The control front is somewhat obvious: because Flapjax computations are time-varying, changes must naturally be pushed to the server, and server changes must naturally trigger renewed computation on the client. Defining this crisply has proven to be somewhat tricky. One issue is handling aggregate data, which Michael Greenberg is studying from first principles. The other is how to deal with multiple clients that write simulaneously. Obviously there is already research on this topic, but we do have our hands tied by the lack of server-push, the sheer number of clients that may be accessing a datum, existing APIs, etc. We have our own distributed algorithm that helps with this, but just defining “reasonable” behavior is tricky: if you don't get it right, a client who is sharing a writeable buffer will see the new characters they type disappear before their very eyes.

We need to clean things up a little more before we say much. My reticence isn't in the usual academic “I have a paper coming up and I don't want someone to scoop it or find the flaw in it before it gets in” manner—rather, we really do have more design work to.

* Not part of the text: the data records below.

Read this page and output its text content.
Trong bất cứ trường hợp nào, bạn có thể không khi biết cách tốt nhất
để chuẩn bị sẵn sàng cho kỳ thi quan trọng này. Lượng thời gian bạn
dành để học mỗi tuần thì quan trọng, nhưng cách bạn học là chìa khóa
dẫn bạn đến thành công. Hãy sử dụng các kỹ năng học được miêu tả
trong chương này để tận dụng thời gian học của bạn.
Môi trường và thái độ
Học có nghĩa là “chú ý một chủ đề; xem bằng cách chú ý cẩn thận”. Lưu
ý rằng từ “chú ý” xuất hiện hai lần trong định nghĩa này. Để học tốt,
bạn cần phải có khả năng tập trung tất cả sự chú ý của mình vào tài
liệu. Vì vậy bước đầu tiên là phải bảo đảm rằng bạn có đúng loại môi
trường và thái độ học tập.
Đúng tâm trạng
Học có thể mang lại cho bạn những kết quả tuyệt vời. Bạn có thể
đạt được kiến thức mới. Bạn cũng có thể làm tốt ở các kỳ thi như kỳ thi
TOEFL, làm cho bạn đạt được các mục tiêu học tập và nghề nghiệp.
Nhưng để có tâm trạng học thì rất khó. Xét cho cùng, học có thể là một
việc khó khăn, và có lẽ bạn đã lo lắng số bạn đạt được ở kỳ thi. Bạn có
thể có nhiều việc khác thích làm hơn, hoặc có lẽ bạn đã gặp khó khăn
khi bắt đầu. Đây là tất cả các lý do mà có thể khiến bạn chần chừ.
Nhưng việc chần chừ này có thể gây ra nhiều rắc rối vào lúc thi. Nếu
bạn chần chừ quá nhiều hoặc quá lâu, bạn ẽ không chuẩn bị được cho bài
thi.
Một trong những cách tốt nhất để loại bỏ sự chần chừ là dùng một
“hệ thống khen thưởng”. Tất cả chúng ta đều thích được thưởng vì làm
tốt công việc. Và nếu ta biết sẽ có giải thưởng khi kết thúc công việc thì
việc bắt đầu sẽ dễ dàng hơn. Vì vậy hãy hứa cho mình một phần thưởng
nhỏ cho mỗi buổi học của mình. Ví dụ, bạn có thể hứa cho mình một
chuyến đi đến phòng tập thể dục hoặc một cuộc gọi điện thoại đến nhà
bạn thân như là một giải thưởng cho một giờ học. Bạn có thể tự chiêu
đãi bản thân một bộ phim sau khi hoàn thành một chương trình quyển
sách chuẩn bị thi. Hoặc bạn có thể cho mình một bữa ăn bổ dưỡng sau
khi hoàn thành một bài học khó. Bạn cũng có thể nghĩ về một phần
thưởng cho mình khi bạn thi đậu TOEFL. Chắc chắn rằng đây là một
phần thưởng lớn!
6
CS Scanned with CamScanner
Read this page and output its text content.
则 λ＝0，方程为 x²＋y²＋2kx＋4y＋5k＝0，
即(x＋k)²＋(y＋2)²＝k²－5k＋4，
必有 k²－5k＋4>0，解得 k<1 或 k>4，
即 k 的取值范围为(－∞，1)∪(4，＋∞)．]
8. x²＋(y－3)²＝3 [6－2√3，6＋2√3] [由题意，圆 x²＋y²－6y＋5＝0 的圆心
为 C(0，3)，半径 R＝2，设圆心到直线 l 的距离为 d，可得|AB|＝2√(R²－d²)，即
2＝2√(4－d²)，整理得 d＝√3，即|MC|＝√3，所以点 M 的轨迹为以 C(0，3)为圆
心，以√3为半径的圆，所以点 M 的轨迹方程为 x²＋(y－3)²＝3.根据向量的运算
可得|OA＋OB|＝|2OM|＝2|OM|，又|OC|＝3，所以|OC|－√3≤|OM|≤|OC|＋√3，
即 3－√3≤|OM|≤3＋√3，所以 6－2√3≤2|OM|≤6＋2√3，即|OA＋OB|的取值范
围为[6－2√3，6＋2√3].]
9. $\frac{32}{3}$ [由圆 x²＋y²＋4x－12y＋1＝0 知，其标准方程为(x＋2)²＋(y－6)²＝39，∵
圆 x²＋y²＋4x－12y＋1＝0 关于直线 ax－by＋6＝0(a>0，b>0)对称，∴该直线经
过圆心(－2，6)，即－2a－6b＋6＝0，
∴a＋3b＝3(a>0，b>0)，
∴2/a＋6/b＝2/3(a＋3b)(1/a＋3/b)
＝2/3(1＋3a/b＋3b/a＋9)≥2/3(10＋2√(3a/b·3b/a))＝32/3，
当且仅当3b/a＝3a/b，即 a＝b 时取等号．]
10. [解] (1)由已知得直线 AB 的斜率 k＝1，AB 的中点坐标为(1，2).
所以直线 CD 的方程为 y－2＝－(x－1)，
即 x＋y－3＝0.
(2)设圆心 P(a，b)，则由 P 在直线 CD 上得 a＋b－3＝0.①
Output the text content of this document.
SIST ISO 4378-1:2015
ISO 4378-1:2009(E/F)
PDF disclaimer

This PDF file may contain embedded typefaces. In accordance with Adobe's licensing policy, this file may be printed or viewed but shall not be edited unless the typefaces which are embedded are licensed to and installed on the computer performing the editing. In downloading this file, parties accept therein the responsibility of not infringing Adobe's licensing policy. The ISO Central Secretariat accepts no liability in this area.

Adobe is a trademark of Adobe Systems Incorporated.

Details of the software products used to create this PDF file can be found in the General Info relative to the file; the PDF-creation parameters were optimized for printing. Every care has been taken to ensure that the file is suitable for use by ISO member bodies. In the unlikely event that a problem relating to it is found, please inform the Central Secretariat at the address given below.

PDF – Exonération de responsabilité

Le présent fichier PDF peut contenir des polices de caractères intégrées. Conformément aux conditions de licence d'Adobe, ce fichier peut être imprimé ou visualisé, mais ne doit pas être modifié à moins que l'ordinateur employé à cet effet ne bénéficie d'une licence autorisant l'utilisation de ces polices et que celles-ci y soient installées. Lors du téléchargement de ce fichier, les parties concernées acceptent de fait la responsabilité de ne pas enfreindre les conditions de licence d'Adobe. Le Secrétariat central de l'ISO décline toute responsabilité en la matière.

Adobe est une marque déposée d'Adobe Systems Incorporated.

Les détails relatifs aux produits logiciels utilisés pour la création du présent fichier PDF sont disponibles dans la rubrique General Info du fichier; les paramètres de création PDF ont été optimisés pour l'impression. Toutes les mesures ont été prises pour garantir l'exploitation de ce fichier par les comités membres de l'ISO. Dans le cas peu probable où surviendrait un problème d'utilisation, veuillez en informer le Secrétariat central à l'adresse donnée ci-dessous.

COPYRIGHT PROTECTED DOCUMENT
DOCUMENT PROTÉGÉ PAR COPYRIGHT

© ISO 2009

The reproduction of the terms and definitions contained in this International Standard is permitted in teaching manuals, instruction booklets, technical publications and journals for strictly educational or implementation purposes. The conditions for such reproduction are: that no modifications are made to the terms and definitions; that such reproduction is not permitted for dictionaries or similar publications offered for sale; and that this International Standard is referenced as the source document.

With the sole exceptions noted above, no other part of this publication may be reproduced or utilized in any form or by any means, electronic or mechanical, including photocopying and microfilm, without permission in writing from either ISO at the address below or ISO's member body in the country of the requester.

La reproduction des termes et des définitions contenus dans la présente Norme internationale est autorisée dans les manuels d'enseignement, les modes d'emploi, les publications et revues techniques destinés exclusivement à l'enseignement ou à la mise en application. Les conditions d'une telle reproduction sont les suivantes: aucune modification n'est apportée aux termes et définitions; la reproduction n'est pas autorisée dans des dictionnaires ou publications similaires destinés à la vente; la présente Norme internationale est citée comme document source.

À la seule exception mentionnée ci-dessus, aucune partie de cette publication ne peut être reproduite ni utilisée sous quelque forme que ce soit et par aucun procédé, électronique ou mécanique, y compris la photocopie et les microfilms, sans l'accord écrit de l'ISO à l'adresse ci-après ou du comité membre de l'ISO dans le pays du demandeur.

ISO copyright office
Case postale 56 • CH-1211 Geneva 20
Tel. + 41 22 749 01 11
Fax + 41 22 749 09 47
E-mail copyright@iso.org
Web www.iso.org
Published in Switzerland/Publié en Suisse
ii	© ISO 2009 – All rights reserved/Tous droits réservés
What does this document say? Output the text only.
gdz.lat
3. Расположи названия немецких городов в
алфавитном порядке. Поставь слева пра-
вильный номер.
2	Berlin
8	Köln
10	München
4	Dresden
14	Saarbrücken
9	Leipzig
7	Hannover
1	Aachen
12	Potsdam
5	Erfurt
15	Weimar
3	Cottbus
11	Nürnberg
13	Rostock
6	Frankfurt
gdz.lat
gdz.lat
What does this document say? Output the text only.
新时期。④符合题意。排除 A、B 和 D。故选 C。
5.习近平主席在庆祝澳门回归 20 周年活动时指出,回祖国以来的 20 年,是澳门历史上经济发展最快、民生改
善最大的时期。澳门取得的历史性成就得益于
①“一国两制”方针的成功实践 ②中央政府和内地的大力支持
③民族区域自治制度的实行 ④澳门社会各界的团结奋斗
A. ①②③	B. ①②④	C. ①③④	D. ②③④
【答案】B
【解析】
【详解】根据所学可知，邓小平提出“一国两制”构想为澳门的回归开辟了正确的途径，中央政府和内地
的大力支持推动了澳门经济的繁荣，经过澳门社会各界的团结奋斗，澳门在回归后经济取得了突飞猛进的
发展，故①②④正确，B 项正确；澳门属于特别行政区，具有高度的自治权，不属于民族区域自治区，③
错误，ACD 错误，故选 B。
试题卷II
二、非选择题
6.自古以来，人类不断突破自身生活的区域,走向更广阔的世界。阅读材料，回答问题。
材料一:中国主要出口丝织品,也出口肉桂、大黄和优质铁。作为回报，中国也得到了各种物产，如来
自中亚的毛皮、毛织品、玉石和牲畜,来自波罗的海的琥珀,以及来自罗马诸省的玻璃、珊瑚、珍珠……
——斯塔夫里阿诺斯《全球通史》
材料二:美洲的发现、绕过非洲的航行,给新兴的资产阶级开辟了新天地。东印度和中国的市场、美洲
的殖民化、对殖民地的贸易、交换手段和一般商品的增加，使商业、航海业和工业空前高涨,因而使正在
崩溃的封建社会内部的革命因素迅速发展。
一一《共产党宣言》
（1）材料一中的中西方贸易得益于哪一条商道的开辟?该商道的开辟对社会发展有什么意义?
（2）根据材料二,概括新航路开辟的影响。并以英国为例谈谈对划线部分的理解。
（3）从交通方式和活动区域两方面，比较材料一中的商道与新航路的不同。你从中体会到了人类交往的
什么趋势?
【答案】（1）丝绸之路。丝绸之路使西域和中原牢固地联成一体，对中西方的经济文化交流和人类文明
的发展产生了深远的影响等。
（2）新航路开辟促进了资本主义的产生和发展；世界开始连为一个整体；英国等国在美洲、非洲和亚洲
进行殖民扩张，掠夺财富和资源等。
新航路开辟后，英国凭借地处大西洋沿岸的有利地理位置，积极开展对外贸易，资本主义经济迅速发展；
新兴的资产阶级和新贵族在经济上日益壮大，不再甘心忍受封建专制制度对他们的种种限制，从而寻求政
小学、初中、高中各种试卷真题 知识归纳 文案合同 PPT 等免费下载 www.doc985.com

And, of course, we welcome feedback and prioritization.

2006/10/19

Compiler!

The downloadable compiler is here! (Well, sort of.) To be precise, the compiler is now available as a web service. You can now download a script which will automatically send your page to our server and return the compiled version. So you can just type: $ fxc -o mypage.html mypage.fx.html and it will do the right thing. Download the script here. (You might need to right-click and say "Save Link As...".) It will work on any computer with Python. A Windows version, which will not require Python, will be available soon.

2006/10/16

IE Progress

As you can see, we've not only been making Flapjax work on IE, we've also been testing the demos and gradually adding the IE icon where we're pretty confident. Of course this is JavaScript-and-browser land, a minefield of incompatibility...but IE support is definitely looking up.

2006/10/13

Downloadable Compiler

Some of you have asked for a downloadable compiler. We didn't expect the demand for it so soon, but we're working on a solution to this problem. Please expect something within the next few days. We'll announce it here on the blog.

IE Problems

We're aware that there are problems using Flapjax in IE. We're working on them right now and will have fixes out soon. Indeed, even as you look some of the demos should be working.

2006/10/06

Welcome to Flapjax!

This is the notification site for developments about Flapjax, our new language for developing Web applications. Flapjax has six important characteristics:

  1. It is event-driven and reactive.
  2. It reduces unnecessary code with an in-lined template system.
  3. It provides a reactive, persistent store that automatically updates on all clients sharing the same data.
  4. It enables convenient sharing of data with other users.
  5. It implements access-control to channel this sharing.
  6. It provides libraries to connect to external Web services (thereby enabling client-side mash-ups).
Flapjax is built entirely atop (and is syntactically identical to) JavaScript, and can thus run on traditional Web browsers without the the need for plug-ins or other downloads.